Julie Hadden wants parents of kids with Asperger’s syndrome to helps their kids follow their aspirations.

Ben Hadden, Julie’s son, was diagnosed with Autism when he was five. Since then, she has done her best to help Ben achieve his goals and follow his interests.

“He would be interested in something for six months and then be interested in something else,” said Julie.

Ben watched the comedy “Balls of Fury” as when he was younger and became interested in playing the sport. Ten years later, he is the top ranked Class-11 table tennis player in North and South America.

Julie worked at Wright State at the time and brought Ben to play at the ping pong tables there. He then began to branch out and play at local clubs, teaching himself the specifics along the way through YouTube.

He now trains everyday for at least three hours a day, working on serves and footwork. He visits the Dayton club twice a week to practice.

Ben, now 20, is competing in events around the world. He was one of two Americans invited to the World Championships in China, but couldn’t make it due to financial issues.

This August, Ben will be traveling to Toronto for the Parapan Am Paralympics trials. According to Julie, Ben had to acquire 260 factor points and has to do well at trials in order to make it to the Paralympics. Factor points are earned by competing in events around the world worth differing amounts of points.

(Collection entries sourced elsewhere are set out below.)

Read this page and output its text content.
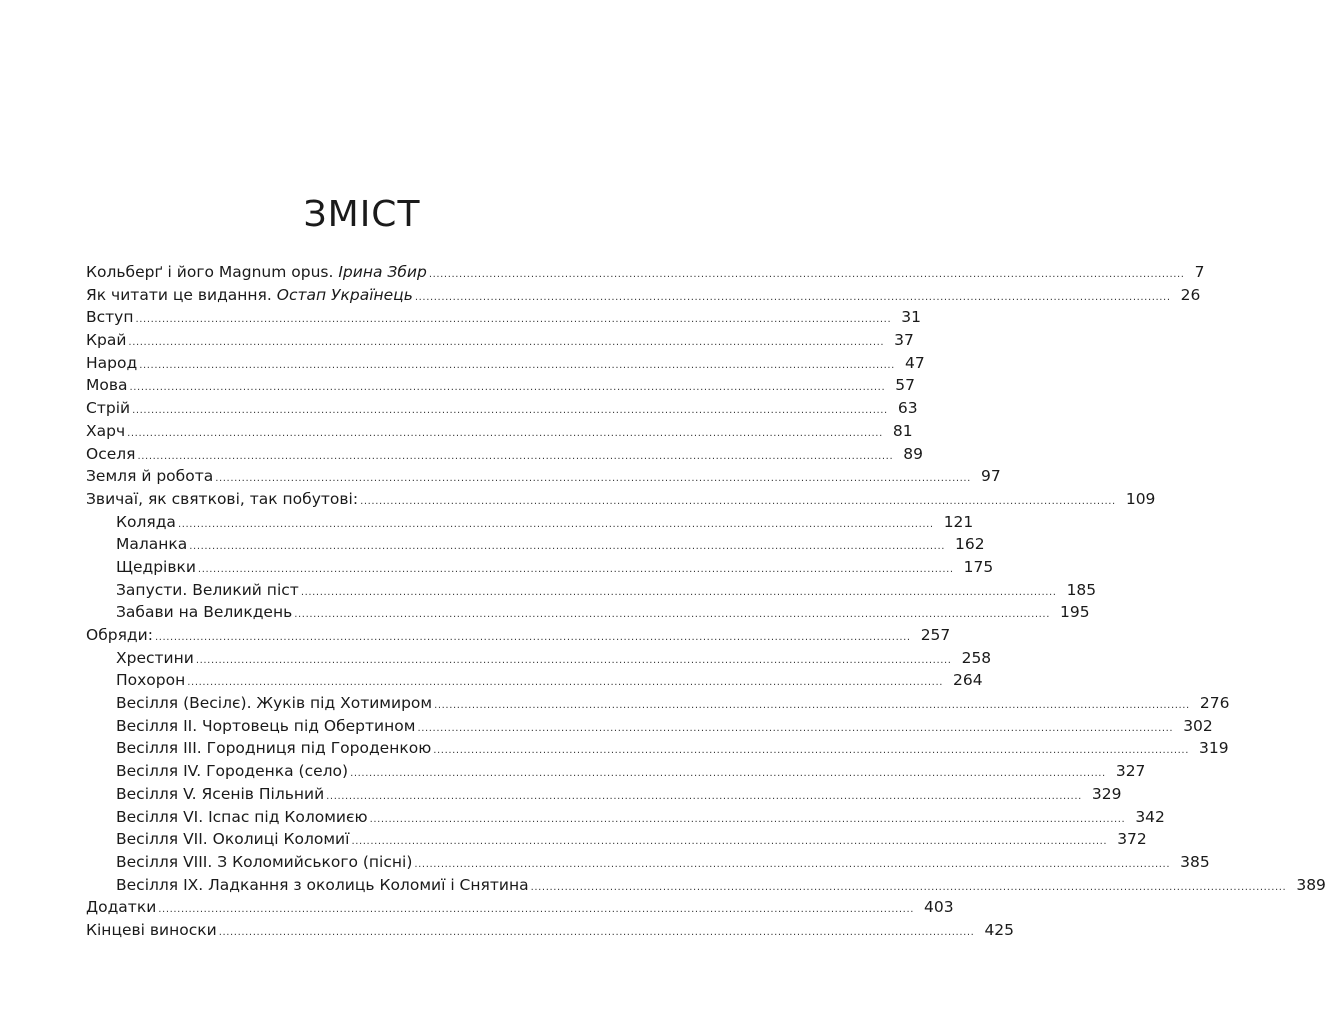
ЗМІСТ
Кольберґ і його Magnum opus. Ірина Збир ........................................................................................................................................................................................................ 7
Як читати це видання. Остап Українець ........................................................................................................................................................................................................ 26
Вступ ........................................................................................................................................................................................................ 31
Край ........................................................................................................................................................................................................ 37
Народ ........................................................................................................................................................................................................ 47
Мова ........................................................................................................................................................................................................ 57
Стрій ........................................................................................................................................................................................................ 63
Харч ........................................................................................................................................................................................................ 81
Оселя ........................................................................................................................................................................................................ 89
Земля й робота ........................................................................................................................................................................................................ 97
Звичаї, як святкові, так побутові: ........................................................................................................................................................................................................ 109
Коляда ........................................................................................................................................................................................................ 121
Маланка ........................................................................................................................................................................................................ 162
Щедрівки ........................................................................................................................................................................................................ 175
Запусти. Великий піст ........................................................................................................................................................................................................ 185
Забави на Великдень ........................................................................................................................................................................................................ 195
Обряди: ........................................................................................................................................................................................................ 257
Хрестини ........................................................................................................................................................................................................ 258
Похорон ........................................................................................................................................................................................................ 264
Весілля (Весілє). Жуків під Хотимиром ........................................................................................................................................................................................................ 276
Весілля ІІ. Чортовець під Обертином ........................................................................................................................................................................................................ 302
Весілля ІІІ. Городниця під Городенкою ........................................................................................................................................................................................................ 319
Весілля IV. Городенка (село) ........................................................................................................................................................................................................ 327
Весілля V. Ясенів Пільний ........................................................................................................................................................................................................ 329
Весілля VI. Іспас під Коломиєю ........................................................................................................................................................................................................ 342
Весілля VII. Околиці Коломиї ........................................................................................................................................................................................................ 372
Весілля VIII. З Коломийського (пісні) ........................................................................................................................................................................................................ 385
Весілля IX. Ладкання з околиць Коломиї і Снятина ........................................................................................................................................................................................................ 389
Додатки ........................................................................................................................................................................................................ 403
Кінцеві виноски ........................................................................................................................................................................................................ 425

Julie says that the financial cost of traveling can be difficult. The national team has sponsors, but they don’t assist with travel or other benefits. She said it will cost them $10,000 if they want to make the trip to Rio in the future. She has contacted local businesses in order to help sponsor Ben, but is still looking for more financial assistance. They have also set up a donation pages at

Table tennis has meant a lot to Ben and Julie. Ben has had a lot of interests in the past – James Bond, skateboarding, playing tennis in high school – but Julie says that table tennis has helped in many ways. Ben also suffers from ADHD, and Julie says the sports has helped his attention span.

“I’ve read studies about table tennis that say it increases the amount of focus time in individuals. I’ve found that to be true in Ben,” she said. “His attention span has quadrupled. It made a profound change in his ability to concentrate. He’s not the same kid as when he started playing table tennis, I will tell you that much.”

Julie said she was told that Ben wouldn’t be able to learn because of his condition. She decided to try and help her son set goals and says that she hopes other parents do the same.

“Don’t give up on your child with Autism. Don’t give up on your child with Asperger’s. Encourage them to stick with whatever they’re good at. Encourage them to like multiple things. Your child can succeed just like any other kid.”